Scientists at the University of Basel (Switzerland) identified a molecular mechanism that plays a key role in intact long-term memory. It is also a factor in physiological memory loss in old age. By studying roundworms (Caenorhabditis elegans) that lacked the mps-2 gene, with learning and memory modifications, found that the modified worms’ short-term memory was just as good as unmodified worms. But as the experiments went on longer, the genetically modified worms were less able to retain what they learned. In short, without mps-2, their long-term memory was reduced. They were able to prove that the lack of the mps-2 gene resulted in decreased MPS-2 protein, which is an actively regulated process. Another protein, NHR-66, regulated the deficiency by actively curbing the reading of the mps-2 gene and, as a result, production of the MPS-2 protein in old age. By artificially inducing MPS-2 protein in older worms, or turning off their NHR-66, they created older worms with memory as good as younger worms.
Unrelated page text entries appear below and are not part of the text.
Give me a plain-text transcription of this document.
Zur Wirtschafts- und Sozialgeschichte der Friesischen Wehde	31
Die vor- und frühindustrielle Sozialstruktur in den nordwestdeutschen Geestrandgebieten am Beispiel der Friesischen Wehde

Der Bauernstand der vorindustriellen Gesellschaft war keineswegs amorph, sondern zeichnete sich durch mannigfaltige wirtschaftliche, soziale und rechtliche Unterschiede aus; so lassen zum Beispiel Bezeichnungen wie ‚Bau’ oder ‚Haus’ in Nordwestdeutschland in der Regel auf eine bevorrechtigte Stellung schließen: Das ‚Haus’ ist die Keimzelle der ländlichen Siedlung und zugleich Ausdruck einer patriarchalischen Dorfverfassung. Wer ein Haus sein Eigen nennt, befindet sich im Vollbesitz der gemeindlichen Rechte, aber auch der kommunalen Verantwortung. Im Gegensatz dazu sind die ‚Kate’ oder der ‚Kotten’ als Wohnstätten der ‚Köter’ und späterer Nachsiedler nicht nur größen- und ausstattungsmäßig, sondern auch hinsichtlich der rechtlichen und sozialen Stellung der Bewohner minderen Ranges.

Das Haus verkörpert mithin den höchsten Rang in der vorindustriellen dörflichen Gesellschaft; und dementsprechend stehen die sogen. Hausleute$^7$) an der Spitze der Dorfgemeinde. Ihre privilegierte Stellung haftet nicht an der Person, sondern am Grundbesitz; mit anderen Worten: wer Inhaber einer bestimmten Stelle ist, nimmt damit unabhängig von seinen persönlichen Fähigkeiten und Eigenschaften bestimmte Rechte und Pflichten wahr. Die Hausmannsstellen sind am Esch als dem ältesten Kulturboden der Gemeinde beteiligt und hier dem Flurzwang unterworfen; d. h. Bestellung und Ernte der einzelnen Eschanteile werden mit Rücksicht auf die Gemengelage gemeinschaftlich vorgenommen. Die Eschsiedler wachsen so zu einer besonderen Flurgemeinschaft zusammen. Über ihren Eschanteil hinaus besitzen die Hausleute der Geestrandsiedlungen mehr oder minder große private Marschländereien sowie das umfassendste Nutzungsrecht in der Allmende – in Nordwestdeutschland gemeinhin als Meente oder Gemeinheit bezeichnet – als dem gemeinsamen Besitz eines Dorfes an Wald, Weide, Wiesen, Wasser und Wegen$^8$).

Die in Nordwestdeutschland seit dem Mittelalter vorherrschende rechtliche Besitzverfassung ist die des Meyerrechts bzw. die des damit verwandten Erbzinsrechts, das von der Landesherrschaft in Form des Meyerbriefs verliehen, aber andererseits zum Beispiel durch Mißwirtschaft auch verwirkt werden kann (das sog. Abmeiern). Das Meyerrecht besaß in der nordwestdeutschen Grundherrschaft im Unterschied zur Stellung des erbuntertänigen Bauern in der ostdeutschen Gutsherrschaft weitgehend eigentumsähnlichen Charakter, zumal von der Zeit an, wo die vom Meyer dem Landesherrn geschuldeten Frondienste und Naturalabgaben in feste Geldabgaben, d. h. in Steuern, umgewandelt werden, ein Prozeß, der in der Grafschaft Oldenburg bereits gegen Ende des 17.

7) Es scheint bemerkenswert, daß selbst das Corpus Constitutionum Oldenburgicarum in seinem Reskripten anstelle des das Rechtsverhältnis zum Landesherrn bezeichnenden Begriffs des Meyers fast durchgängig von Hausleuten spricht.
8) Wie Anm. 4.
Chemicals Found in Certain Foods Inhibit a Key SARS-CoV-2 Enzyme

Researchers with North Carolina State University found that certain chemical compounds found in foods or beverages like green tea, muscadine grapes and dark chocolate can bind to and block a particular enzyme in the SARS-CoV-2 virus, which causes COVID-19. They analyzed how certain proteases in the virus reacted when exposed to different plant chemical compounds that were already linked to anti-inflammatory and antioxidant properties. Their computer simulations showed compounds from green tea, two varieties of muscadine grapes, cacao powder and dark chocolate bound to different portions of Mpro, which the virus requires for replication.

Smell Training to Recover Sense of Smell After COVID-19

One peculiar aspect of COVID-19, exhibited in about 80% of patients, is a loss of smell. In some cases, this affects the sense of smell (and taste) long-term, well after the infection is gone. It can also result in smell distortions, such as lemon smelling like gasoline, for example. Researchers at the University of East Anglia have found that “smell training” could help regain the normal sense of smell.

“Some degree of smell loss is thought to affect up to one-quarter of the general population,” said Carl Philpott, of the UAE’s Norwich Medical School. “Smell loss is also a prominent symptom of COVID-19, and we know that the pandemic is leaving many people with long-term smell loss, or smell distortions such as parosmia—this may now be as many as 90,000 people in the UK.”

Smell training involves sniffing at least four different odors twice a day every day for several months. It appears to be a simple and side-effect free treatment for various causes of smell loss. They published their research in the journal The Laryngoscope.